As for depth buffer writes, generally if you write the depth buffer, you write the motion vector. But if you don't, you don't. Think transparent objects (window) and a car flying by on the road outside. You don't want the window's motion vector, you want the car's motion vector. But they have an option already integrated that let's you write motion vectors for transparent (at least they do in HDRP) if you wish to.
You want to do it in the same pass? Using MRT? Trying to save draw calls? Is that what I'm reading? So you'd pass two transforms in and use MRT to write the per-object motion vectors? I think you're fighting the engine if you do that.

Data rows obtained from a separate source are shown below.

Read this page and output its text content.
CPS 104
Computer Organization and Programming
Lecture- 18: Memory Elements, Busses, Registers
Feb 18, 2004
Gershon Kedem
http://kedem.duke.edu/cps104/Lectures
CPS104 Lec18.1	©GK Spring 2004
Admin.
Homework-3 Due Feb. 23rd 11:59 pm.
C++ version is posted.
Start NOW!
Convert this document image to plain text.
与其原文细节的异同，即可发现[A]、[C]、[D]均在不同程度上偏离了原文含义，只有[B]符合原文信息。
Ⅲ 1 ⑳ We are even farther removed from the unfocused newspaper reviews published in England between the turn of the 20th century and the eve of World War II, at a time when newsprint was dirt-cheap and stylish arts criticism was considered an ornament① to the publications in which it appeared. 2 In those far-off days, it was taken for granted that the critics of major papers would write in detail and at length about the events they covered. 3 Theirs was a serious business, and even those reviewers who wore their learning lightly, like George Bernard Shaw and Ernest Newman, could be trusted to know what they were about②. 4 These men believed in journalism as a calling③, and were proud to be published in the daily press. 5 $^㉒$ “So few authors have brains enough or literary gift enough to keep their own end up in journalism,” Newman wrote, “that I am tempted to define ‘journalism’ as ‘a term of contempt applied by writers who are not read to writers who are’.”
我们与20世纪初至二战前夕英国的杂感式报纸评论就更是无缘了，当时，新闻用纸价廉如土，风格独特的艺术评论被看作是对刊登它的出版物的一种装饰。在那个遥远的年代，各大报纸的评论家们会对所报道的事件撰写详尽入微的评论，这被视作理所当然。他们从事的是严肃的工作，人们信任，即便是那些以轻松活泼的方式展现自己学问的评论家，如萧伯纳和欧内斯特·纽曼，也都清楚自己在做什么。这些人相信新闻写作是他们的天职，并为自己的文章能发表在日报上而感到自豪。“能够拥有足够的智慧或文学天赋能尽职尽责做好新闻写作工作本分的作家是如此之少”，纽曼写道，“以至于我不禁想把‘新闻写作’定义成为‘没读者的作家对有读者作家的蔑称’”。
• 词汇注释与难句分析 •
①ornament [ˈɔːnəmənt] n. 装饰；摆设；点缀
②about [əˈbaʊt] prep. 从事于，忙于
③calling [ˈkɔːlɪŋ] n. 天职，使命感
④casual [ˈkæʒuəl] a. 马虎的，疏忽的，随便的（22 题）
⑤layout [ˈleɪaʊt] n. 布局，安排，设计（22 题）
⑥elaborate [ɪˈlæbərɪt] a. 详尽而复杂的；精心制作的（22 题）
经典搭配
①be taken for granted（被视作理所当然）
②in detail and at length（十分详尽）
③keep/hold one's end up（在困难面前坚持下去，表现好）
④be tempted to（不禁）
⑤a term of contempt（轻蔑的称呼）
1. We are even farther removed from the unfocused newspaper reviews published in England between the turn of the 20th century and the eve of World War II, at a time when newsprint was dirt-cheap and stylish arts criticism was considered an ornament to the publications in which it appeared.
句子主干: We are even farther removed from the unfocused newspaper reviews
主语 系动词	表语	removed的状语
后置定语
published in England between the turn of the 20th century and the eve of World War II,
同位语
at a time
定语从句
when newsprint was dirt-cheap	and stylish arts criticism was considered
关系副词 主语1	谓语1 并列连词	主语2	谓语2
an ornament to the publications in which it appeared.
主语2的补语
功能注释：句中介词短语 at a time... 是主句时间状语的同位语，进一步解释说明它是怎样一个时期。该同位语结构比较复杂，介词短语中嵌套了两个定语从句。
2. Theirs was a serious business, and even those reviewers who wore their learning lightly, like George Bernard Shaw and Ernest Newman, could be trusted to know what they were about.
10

You may end up having to roll your own motion vector system and completely bypass theirs. But I think you could do it with two transforms, but I haven't tried it. You'd have to update the objects at the end of the pass to move the current transforms to the previous transforms, then let the game have at them again to get the new ones updated. Then add a camera motion pass at the end to fill in the gaps and/or update the object motions allowing for camera motion too.
Interesting. But I'd stick with their system if I could. Better engine integration. URP is in the works.